Brooke Anderson, general manager of Etowah Water and Sewer Authority, said he is pleased the council has acted so quickly on the plan, which could create a 2,000-acre reservoir to supply drinking water for the area.


Eight members of the Atlanta City Council signed a resolution Sept. 8 asking Atlanta Mayor Shirley Franklin to consider selling the property.


Atlanta originally bought the 10,000 acres in the 1970s as a possible site for a second regional airport. If talks move forward, the council’s transportation committee could review the proposal Thursday.


Councilman C.T. Martin, vice chair of the council’s transportation committee,

drafted the paperwork.


“The resolution says we think this is a good idea that needs to be discussed,” said Martin, adding it’s just the first step. “The resolution gets something before the full council.”


Anderson said the resolution came at least two weeks earlier than expected.


“This is a very fast moving project that’s constantly changing, and one the Etowah board is 100 percent behind,” he said.


The authority, which serves Dawson County, began working with Republic Resources Inc. of Atlanta about a year ago to buy the property.


According to Anderson, developer Jerry Daws has the means to raise the $600 million to $650 million needed to build the reservoir by damming a portion of Shoal Creek, a tributary of the Etowah River.


A new private authority, established through Etowah Water and Sewer Authority, would own and manage the project.


The reservoir would generate an estimated 100 million gallons of water per day for Dawson, Forsyth, Cherokee and Pickens counties. Pipes would also run farther south, carrying water to Atlanta.


A 100 million gallon per day water treatment plant would also be included in the project.


While the reservoir would take up one-fifth of the land, the remaining 8,000 acres would be preserved.

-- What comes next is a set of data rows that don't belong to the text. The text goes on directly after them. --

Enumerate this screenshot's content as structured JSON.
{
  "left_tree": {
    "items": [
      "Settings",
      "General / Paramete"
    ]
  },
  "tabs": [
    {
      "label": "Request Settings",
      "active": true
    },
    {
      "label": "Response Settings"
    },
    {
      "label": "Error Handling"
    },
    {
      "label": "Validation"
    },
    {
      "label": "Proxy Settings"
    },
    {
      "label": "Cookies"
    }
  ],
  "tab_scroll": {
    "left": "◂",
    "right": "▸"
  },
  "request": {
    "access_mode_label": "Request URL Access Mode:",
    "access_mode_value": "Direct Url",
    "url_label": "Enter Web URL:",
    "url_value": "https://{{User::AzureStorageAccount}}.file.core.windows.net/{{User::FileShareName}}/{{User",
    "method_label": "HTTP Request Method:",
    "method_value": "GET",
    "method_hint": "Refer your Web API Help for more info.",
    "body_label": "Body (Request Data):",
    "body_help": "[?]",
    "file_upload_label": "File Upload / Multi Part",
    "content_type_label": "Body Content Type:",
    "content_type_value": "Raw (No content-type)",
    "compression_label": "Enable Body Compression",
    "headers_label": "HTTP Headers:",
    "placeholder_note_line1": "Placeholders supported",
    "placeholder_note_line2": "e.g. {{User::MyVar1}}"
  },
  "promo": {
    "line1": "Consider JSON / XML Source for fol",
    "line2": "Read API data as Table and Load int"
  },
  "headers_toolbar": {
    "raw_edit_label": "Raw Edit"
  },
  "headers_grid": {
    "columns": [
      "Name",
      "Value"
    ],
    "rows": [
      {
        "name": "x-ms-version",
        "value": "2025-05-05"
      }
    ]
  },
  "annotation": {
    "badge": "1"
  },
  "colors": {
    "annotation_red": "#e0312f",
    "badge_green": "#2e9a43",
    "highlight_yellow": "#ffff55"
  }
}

“This is as pure a project as there is,” Anderson said. “There will not be any development around this reservoir. The 8,000 acres will be set aside for permanent conservation.”


State Sen. Chip Pearson of Dawsonville had an engineer review the property a few years ago as a possible reservoir site.

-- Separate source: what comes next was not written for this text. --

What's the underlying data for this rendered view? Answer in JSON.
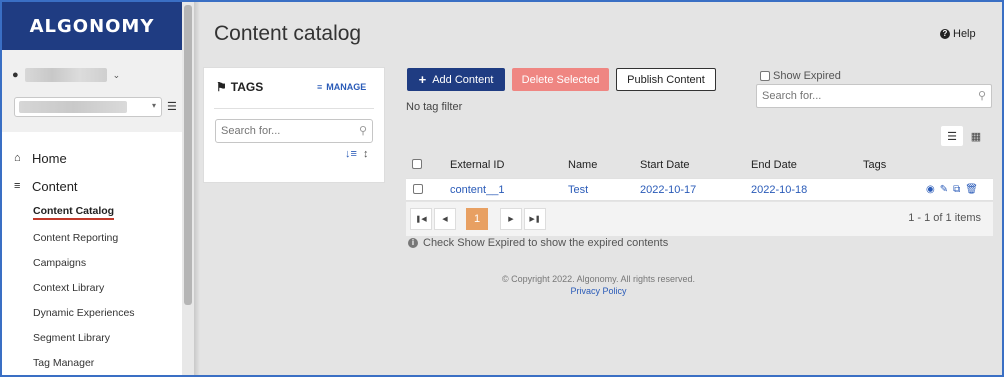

“Now we’re at a place where water is no longer going to be cheap,” he said.


Anderson said the authority is fortunate to have Republic Resources leading the way.


“They are investors,” Anderson said. “And like any investors, they are going to put up their money and in return they will get a return on their investment. They have the ability to pull together money others would not.”


At one time, the Dawson Forest Wildlife Management Area was a nuclear aircraft testing facility.


Maintained by the Department of Natural Resources, it is the largest contiguous forested area in North Georgia not owned by the state or federal government.


With its main entrance in southern Dawson County, the forest is considered a land conservation and recreation jewel, offering hunting, fishing, kayaking and horse and mountain bike trails, among other activities.  


The forest sees as many as 80,000 visitors a year, according to park estimates.


The need for an additional drinking water source in the area grew more pressing with a recent ruling by a federal judge that will limit water withdrawals from Lake Lanier.


U.S. District Court Judge Paul Magnuson of Minnesota told Georgia to reach an agreement with Florida and Alabama or persuade Congress to authorize the lake as a water source in three years.


The parties involved in the local reservoir proposal understand there are hurdles ahead. In addition to the financial difficulties, environmental, legal and legislative challenges are expected.


Still, Anderson said he hopes the Atlanta City Council will approve the project within the next few weeks so the land sale can be final by the end of the year.


That would clear the way for the permitting process, which could take about 18 months.


Anderson said it likely would take about five years to build a reservoir.